Rev Kim was born in Singapore but left home at 18 and travelled around the world.

He went across America, throughout Europe and eventually landed in the UK, where he became involved with the Triads and moved up in the organisation.

Rev Kim told the newspaper: “I left home as a teenager because I didn't get on with my parents, and committed crime all over the world.

“I moved into a world of lust and dope and it suited me very well.”

But his violent ways caught up with him and he was arrested in 1985 and sent to a category A prison in Leeds for a litany of crimes including extortion, actual bodily harm and grievous bodily harm.

He was sentenced to four years, and while imprisoned, his life turned a corner when he says God chastised him for his lifestyle on his first day behind bars.

Mr Goh said he then volunteered to clean the chapel to get away from his cell and, while swearing and blaming God for his punishment, says he was personally rebuked for his behaviour.

On his release, Mr Goh joined a church.

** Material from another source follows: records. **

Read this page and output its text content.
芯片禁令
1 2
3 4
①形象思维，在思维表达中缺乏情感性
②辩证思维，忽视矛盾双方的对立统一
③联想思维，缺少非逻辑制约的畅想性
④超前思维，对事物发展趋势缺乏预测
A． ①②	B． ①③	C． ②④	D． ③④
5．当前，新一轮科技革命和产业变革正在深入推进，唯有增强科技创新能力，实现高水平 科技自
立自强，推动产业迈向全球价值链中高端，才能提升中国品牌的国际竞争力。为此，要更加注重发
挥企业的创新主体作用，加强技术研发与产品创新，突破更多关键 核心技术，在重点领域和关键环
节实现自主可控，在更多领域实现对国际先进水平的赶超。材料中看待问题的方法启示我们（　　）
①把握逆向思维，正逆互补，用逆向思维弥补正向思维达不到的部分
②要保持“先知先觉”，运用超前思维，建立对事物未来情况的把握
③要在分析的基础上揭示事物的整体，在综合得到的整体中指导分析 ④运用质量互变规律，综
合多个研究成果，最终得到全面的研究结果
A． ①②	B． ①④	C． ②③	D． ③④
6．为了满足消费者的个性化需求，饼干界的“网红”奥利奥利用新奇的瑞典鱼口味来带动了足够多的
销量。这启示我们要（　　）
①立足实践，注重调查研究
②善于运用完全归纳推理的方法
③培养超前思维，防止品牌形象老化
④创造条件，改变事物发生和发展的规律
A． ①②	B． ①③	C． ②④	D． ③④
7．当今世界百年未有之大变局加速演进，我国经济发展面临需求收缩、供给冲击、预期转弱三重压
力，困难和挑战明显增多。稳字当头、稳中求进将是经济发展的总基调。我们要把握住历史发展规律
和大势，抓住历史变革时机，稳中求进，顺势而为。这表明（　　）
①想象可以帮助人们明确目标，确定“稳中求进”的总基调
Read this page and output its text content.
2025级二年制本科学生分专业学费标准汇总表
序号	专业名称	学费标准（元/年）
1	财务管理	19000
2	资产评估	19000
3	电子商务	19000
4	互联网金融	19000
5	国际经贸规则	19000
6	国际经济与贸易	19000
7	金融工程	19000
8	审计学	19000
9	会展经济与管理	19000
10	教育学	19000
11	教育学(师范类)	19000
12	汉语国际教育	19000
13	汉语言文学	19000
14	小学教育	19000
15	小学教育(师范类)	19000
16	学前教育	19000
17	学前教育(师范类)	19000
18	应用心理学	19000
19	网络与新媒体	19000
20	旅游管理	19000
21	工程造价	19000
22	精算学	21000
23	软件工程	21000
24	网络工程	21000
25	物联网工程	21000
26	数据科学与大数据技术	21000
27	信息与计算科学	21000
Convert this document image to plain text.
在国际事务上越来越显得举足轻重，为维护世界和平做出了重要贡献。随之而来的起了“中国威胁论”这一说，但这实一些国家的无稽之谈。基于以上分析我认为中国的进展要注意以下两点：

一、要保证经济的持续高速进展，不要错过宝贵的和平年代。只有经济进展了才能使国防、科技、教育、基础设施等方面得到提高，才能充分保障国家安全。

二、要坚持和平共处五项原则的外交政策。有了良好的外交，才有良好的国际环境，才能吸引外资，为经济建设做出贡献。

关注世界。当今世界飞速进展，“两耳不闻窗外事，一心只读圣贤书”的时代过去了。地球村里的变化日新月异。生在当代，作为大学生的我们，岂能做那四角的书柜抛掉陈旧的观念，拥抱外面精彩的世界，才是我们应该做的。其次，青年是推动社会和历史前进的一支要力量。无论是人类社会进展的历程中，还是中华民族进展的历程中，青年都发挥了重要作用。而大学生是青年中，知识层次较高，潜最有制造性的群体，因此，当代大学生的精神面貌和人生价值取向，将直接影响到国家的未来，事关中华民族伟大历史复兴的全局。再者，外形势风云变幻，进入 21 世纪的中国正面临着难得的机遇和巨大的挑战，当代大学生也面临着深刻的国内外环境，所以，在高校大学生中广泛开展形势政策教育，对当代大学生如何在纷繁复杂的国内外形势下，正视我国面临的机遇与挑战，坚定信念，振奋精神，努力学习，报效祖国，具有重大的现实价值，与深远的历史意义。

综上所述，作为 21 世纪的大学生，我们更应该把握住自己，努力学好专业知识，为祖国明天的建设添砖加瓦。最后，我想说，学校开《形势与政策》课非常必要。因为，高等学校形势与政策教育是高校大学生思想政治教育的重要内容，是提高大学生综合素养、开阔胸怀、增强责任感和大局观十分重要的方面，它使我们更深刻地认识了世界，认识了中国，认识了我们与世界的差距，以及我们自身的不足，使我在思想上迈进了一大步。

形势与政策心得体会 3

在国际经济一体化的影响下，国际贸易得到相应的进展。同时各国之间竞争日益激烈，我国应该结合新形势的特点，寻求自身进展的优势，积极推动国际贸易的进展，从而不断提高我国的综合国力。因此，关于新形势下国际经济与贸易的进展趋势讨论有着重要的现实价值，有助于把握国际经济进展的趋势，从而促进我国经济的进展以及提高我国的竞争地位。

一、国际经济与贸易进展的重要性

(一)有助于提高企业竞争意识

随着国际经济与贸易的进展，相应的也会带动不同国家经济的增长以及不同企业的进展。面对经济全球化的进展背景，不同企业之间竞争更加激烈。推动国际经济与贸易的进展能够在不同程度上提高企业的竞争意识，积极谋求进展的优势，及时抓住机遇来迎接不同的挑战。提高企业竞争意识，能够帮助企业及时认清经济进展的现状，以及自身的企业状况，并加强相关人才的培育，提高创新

He studied at theological college and has been a Methodist minister for 11 years.

He has been married to wife Mary for 18 years, and has written a book, Conquering The Dragon, about his life as a Triad.

The couple arrived in Maghull, Merseyside recently, and this month he took over from the Rev Andrew Longshaw as minister at the Methodist churches in Maghull, Old Roan and Fazakerley.

His last post was in Loughborough where he looked after four churches.